Welche speziellen Probleme gibt es bei der Evakuierung von Koniks und Taurus-Rindern?
Bei den Rassen Konik und Taurus-Rinder handelt es sich nicht um gewöhnliche Milchkühe oder Hauspferde. Taurus-Rinder sind eine Abbildzüchtung des europäischen Wildrindes, des Auerochsen. Koniks sind die Abbildzüchtung des europäischen Wildpferdes, des Tarpans. Sowohl Koniks als auch die Rinder sind sehr robust und den Anforderungen an ein selbstbestimmtes Leben bestens gewachsen.
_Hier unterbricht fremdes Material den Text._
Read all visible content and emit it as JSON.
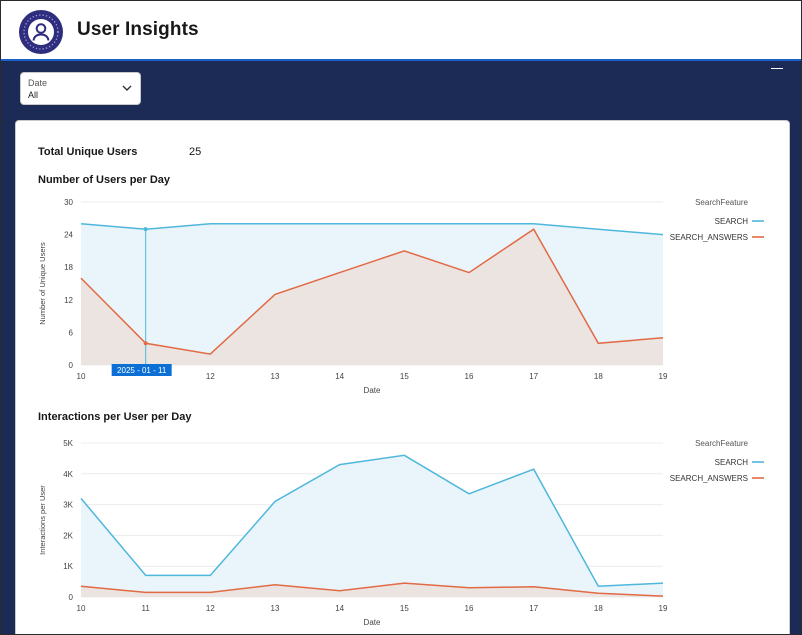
{
  "app": {
    "title": "User Insights",
    "logo_icon": "user-circle-icon"
  },
  "filter": {
    "label": "Date",
    "value": "All",
    "icon": "chevron-down-icon"
  },
  "kpi": {
    "label": "Total Unique Users",
    "value": "25"
  },
  "colors": {
    "search": "#4fb7dc",
    "search_answers": "#e26a45",
    "search_fill": "#e9f5fa",
    "answers_fill": "#ebe4e1",
    "header_accent": "#1b5fc9",
    "navy": "#1b2b55",
    "tooltip": "#0b6fd6"
  },
  "charts": {
    "users_title": "Number of Users per Day",
    "interactions_title": "Interactions per User per Day"
  },
  "chart_data": [
    {
      "type": "area",
      "title": "Number of Users per Day",
      "xlabel": "Date",
      "ylabel": "Number of Unique Users",
      "x": [
        10,
        11,
        12,
        13,
        14,
        15,
        16,
        17,
        18,
        19
      ],
      "x_ticks": [
        "10",
        "12",
        "13",
        "14",
        "15",
        "16",
        "17",
        "18",
        "19"
      ],
      "y_ticks": [
        "0",
        "6",
        "12",
        "18",
        "24",
        "30"
      ],
      "ylim": [
        0,
        30
      ],
      "legend_title": "SearchFeature",
      "legend_position": "top-right",
      "grid": true,
      "series": [
        {
          "name": "SEARCH",
          "values": [
            26,
            25,
            26,
            26,
            26,
            26,
            26,
            26,
            25,
            24
          ]
        },
        {
          "name": "SEARCH_ANSWERS",
          "values": [
            16,
            4,
            2,
            13,
            17,
            21,
            17,
            25,
            4,
            5
          ]
        }
      ],
      "hover": {
        "x": 11,
        "label": "2025 - 01 - 11"
      }
    },
    {
      "type": "area",
      "title": "Interactions per User per Day",
      "xlabel": "Date",
      "ylabel": "Interactions per User",
      "x": [
        10,
        11,
        12,
        13,
        14,
        15,
        16,
        17,
        18,
        19
      ],
      "x_ticks": [
        "10",
        "11",
        "12",
        "13",
        "14",
        "15",
        "16",
        "17",
        "18",
        "19"
      ],
      "y_ticks": [
        "0",
        "1K",
        "2K",
        "3K",
        "4K",
        "5K"
      ],
      "ylim": [
        0,
        5000
      ],
      "legend_title": "SearchFeature",
      "legend_position": "top-right",
      "grid": true,
      "series": [
        {
          "name": "SEARCH",
          "values": [
            3200,
            700,
            700,
            3100,
            4300,
            4600,
            3350,
            4150,
            350,
            450
          ]
        },
        {
          "name": "SEARCH_ANSWERS",
          "values": [
            350,
            150,
            150,
            400,
            200,
            450,
            300,
            330,
            120,
            30
          ]
        }
      ]
    }
  ]
}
Sie lassen sich jedoch nicht einfach zusammentreiben, wie es bei einer Herde Milchkühe möglich ist. Außerdem sind sie nur auf wenige Personen fixiert, an die sie optisch und stimmlich gewöhnt sind und von denen sie sich am ehesten anlocken lassen. Hinzu kommt, dass die Tiere große und stark bewachsene Flächen beweiden, die sie als ihr Territorium betrachten. Hätten wir die Tiere zum Beispiel betäubt, hätte das Risiko bestanden, dass sie in Panik in den Büschen verschwunden wären und wir sie nicht hätten bergen können. Einzeltiere lassen sich sehr aufwändig betäuben, diese Methode wird von unserem Tierarzt für die vorgeschriebene Ohrmarkierung der Kälber regelmäßig angewendet. Eine komplette Herde kann man auf diese Weise allerdings nicht evakuieren.